Non-player characters in the game are aware of what you've done previously, whether it was on an earlier attempt to complete a level or if you beat that same level the first time you played through the game. For example, one character you encounter likes to blind you the first couple of times you encounter her, but when you revisit the same level you have an opportunity to assist her and gain a formidable ally.
The quality of Shiren the Wanderer's presentation goes some way toward making the repeated deaths a little easier to bear. The graphics are of a simple but colorful Super NES-era quality, and though levels would have benefited from greater visual variety, the overall effect is pleasing. The music uses some nice samples inspired by Asian instruments, and the compositions do a nice job of incorporating the game's two common themes to fit the mood of the area you're in. Another factor that makes your demise somewhat tolerable is the chance to be rescued from death via an outdated 34-character password system, DS Wireless play, or the Nintendo Wi-Fi Connection.

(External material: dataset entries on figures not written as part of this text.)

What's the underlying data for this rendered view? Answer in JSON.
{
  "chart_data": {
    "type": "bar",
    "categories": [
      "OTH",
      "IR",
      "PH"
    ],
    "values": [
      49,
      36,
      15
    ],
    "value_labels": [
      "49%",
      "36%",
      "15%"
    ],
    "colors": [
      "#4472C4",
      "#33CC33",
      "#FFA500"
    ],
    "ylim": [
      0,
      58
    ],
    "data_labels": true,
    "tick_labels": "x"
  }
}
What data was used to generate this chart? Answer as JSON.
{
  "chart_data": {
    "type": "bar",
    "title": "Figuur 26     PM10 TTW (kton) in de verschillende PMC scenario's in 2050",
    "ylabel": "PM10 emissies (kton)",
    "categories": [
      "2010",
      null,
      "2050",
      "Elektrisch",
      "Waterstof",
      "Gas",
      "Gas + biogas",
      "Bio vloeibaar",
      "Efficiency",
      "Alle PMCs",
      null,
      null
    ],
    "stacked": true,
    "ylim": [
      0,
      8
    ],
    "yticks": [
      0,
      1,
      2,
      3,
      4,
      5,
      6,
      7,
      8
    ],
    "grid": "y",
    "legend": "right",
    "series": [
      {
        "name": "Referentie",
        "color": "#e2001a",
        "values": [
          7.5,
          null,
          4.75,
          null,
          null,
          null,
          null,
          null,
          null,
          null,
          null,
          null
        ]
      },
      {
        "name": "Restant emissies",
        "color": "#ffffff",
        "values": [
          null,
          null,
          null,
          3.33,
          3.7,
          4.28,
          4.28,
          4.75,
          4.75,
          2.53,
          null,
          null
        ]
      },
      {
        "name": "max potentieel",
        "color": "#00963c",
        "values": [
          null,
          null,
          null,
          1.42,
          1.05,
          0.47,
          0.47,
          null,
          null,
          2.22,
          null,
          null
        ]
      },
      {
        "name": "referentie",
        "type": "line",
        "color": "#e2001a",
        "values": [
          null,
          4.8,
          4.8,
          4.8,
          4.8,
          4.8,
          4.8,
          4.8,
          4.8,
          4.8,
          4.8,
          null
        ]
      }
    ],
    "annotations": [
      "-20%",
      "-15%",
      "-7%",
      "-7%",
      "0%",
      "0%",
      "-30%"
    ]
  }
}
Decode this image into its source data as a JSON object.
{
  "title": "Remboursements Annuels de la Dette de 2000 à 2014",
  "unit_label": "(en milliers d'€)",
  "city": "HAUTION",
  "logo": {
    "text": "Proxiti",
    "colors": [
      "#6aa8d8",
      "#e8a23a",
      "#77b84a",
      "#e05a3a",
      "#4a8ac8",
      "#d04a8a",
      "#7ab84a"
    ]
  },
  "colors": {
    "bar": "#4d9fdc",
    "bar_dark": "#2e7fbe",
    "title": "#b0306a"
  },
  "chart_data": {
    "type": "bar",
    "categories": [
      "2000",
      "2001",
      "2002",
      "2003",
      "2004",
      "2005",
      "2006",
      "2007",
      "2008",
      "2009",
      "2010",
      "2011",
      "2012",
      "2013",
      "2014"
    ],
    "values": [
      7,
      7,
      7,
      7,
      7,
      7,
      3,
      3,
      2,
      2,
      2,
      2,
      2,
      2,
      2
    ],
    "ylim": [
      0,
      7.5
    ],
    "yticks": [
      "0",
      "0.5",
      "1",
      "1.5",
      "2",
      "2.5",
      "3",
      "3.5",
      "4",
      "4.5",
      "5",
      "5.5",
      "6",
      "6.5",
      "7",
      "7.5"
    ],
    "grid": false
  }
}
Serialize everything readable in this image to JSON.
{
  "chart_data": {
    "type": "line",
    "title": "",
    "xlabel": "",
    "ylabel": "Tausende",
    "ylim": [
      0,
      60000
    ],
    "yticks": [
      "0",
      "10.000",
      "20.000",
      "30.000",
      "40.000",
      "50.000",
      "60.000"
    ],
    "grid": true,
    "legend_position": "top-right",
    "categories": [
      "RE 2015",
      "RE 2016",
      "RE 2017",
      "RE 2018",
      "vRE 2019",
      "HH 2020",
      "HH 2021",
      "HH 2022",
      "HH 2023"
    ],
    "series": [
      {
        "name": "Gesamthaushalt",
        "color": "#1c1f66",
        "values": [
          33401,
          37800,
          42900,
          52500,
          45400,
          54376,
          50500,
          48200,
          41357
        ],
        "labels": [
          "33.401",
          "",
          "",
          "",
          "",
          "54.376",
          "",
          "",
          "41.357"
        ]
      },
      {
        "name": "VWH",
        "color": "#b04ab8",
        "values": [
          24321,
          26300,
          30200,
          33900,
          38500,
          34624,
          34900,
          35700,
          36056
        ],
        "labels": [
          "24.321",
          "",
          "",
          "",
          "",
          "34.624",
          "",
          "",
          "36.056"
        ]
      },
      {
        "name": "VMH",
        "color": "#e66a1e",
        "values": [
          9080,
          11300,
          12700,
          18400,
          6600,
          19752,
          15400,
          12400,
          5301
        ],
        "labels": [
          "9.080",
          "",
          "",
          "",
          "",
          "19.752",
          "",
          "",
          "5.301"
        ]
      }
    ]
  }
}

When you send a rescue request via the Nintendo Wi-Fi Connection, you have to rely on a Good Samaritan to start the game and specifically choose to rescue someone. If you've got a friend with the game, then DS Wireless play is the most convenient bet. In either case, you'll be waiting quite a while: The rescuer needs to have reached the level of the dungeon you died on, at which point he or she must accept the rescue mission and then start it from level 1. If your rescuer succeeds, then you'll be able to pick up right where you left off, with your items and experience levels intact.
All told, Mystery Dungeon: Shiren the Wanderer is a largely frustrating experience because of its randomness and permanent deaths. With perseverance you might find that the game's robust item system and unreasonable challenge are reason enough to continue playing, but even those itches would be better scratched elsewhere. With side quests and several postending dungeons to explore, not to mention the 20-plus hours you might spend simply trying to beat the main game, Shiren the Wanderer will last you for as long as you'll tolerate it. If you enjoyed and understand how to approach games such as Pokemon Mystery Dungeon or last year's Izuna: The Legend of the Unemployed Ninja, this game will be right up your alley. Otherwise, this is a quest you should avoid taking on.